Comprendimos por qué siempre se quedaba solo, en el vestuario, un
rato antes de salir a la cancha… Y él comprendió, obviamente, que su reputación
se había ido al carajo. Importaba un rábano que repartiera más patadas que
antes, que se trompeara con alguno. Es más, probablemente ya ni pudiera: todo
descansa en la imagen que los demás se forman de uno; una vez que la reputación
se extingue, no hay tu tía, y uno termina por someterse, le guste o no, a esa
nueva circunstancia y por acatar la identidad que viene con ella. Entonces, sin
haberse movido del lugar, Elvio se largó a llorar y, de pronto, salió corriendo,
patético, hacia el vestuario – no sé si es un recuerdo apócrifo, pero sus
piernas parecían desviarse a los costados, como las de las niñas cuando corren…
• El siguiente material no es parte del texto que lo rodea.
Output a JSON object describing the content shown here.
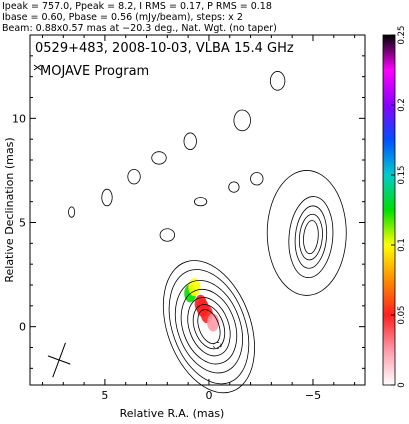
{
  "header": {
    "line1": "Ipeak = 757.0, Ppeak = 8.2, I RMS = 0.17, P RMS = 0.18",
    "line2": "Ibase = 0.60, Pbase = 0.56 (mJy/beam), steps: x 2",
    "line3": "Beam: 0.88x0.57 mas at −20.3 deg., Nat. Wgt. (no taper)"
  },
  "chart_data": {
    "type": "heatmap",
    "title": "0529+483, 2008-10-03, VLBA 15.4 GHz",
    "subtitle": "MOJAVE Program",
    "xlabel": "Relative R.A. (mas)",
    "ylabel": "Relative Declination (mas)",
    "xlim": [
      8.6,
      -7.5
    ],
    "ylim": [
      -2.8,
      14.0
    ],
    "x_ticks": [
      5,
      0,
      -5
    ],
    "x_tick_labels": [
      "5",
      "0",
      "−5"
    ],
    "y_ticks": [
      0,
      5,
      10
    ],
    "y_tick_labels": [
      "0",
      "5",
      "10"
    ],
    "colorbar": {
      "min": 0,
      "max": 0.25,
      "ticks": [
        0,
        0.05,
        0.1,
        0.15,
        0.2,
        0.25
      ],
      "tick_labels": [
        "0",
        "0.05",
        "0.1",
        "0.15",
        "0.2",
        "0.25"
      ],
      "colors": [
        "#ffffff",
        "#ff9aa8",
        "#ff2020",
        "#ff8c00",
        "#ffff00",
        "#00dd00",
        "#00cccc",
        "#0050ff",
        "#8800ff",
        "#ff00ff",
        "#000000"
      ]
    },
    "core_contours": {
      "center": [
        0.0,
        0.0
      ],
      "radii": [
        [
          0.48,
          0.85
        ],
        [
          0.7,
          1.1
        ],
        [
          0.95,
          1.45
        ],
        [
          1.25,
          1.85
        ],
        [
          1.5,
          2.3
        ],
        [
          1.75,
          2.85
        ],
        [
          2.0,
          3.3
        ]
      ],
      "angle_deg": -20
    },
    "west_contours": {
      "center": [
        -4.9,
        4.3
      ],
      "radii": [
        [
          0.35,
          0.8
        ],
        [
          0.55,
          1.1
        ],
        [
          0.75,
          1.5
        ],
        [
          1.05,
          1.95
        ]
      ],
      "angle_deg": 5
    },
    "colored_pixels": [
      {
        "x": 0.3,
        "y": 0.9,
        "value": 0.04
      },
      {
        "x": 0.1,
        "y": 0.6,
        "value": 0.05
      },
      {
        "x": -0.2,
        "y": 0.2,
        "value": 0.03
      },
      {
        "x": 0.4,
        "y": 1.1,
        "value": 0.06
      },
      {
        "x": 0.9,
        "y": 1.6,
        "value": 0.12
      },
      {
        "x": 0.7,
        "y": 1.9,
        "value": 0.1
      }
    ],
    "beam": {
      "major": 0.88,
      "minor": 0.57,
      "pa": -20.3,
      "x": 7.2,
      "y": -1.6
    }
  }
}
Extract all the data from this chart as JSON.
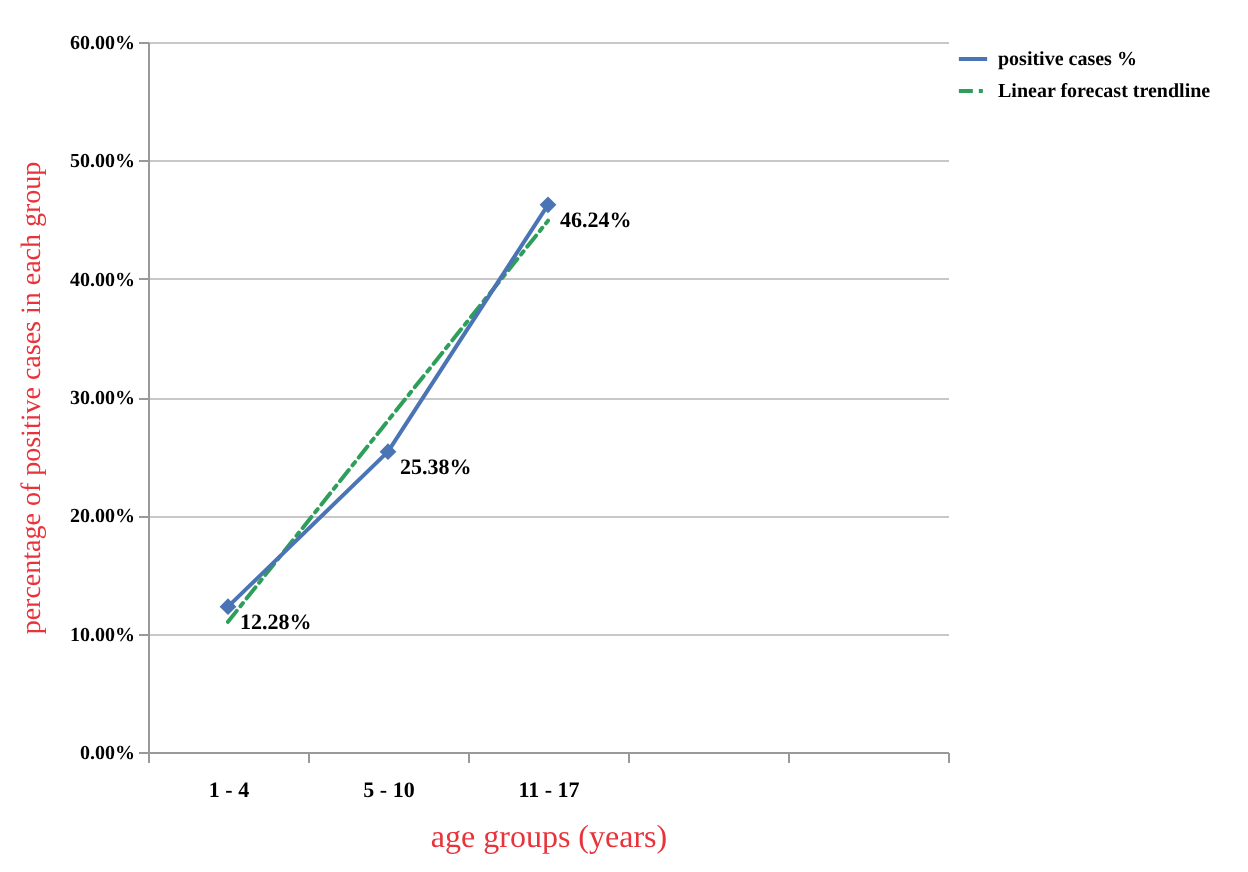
{
  "chart_data": {
    "type": "line",
    "xlabel": "age groups (years)",
    "ylabel": "percentage  of positive cases in each group",
    "categories": [
      "1 - 4",
      "5 - 10",
      "11 - 17",
      null,
      null
    ],
    "ylim": [
      0,
      60
    ],
    "yticks": [
      {
        "value": 0,
        "label": "0.00%"
      },
      {
        "value": 10,
        "label": "10.00%"
      },
      {
        "value": 20,
        "label": "20.00%"
      },
      {
        "value": 30,
        "label": "30.00%"
      },
      {
        "value": 40,
        "label": "40.00%"
      },
      {
        "value": 50,
        "label": "50.00%"
      },
      {
        "value": 60,
        "label": "60.00%"
      }
    ],
    "series": [
      {
        "name": "positive cases %",
        "color": "#4a74b4",
        "values": [
          12.28,
          25.38,
          46.24,
          null,
          null
        ],
        "marker": "diamond",
        "line_style": "solid",
        "value_labels": [
          "12.28%",
          "25.38%",
          "46.24%",
          null,
          null
        ]
      },
      {
        "name": "Linear forecast trendline",
        "type": "line",
        "color": "#2e9e5b",
        "values": [
          11.0,
          28.0,
          44.9,
          null,
          null
        ],
        "marker": "none",
        "line_style": "dashed"
      }
    ],
    "grid": "y",
    "legend": "right"
  }
}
Supercherías de mierda… Al final no protegen de nada; en todo caso, nos
inventan otras calamidades. Desde aquel día he dejado de utilizar los calzones
de mi abuela Benita…
Esa fue la última vez que lo vi… No, miento, lo vi otra vez (creo). Pero de lejos. Iba caminando por la calle Tres Sargentos.
Obedeciendo como a una gravedad cambiante, que ejercía ora por un costado, ora
por otro. Esa fue la última. Pero prefiero contabilizar como tal, la del café; a
aquella otra prefiero registrarla entre los cómputos estadísticos de las confusiones
por parecido fisionómico, por defecto visual. Iba tan deshecho… Desperdigado,
como juntando los trozos que creían que eran necesarios para continuar…
Continuar vaya a saber qué… Creo que aún llevaba la camisetita infame debajo de
una camisa o un jersey o lo que fuera esa tela ancha y derramada.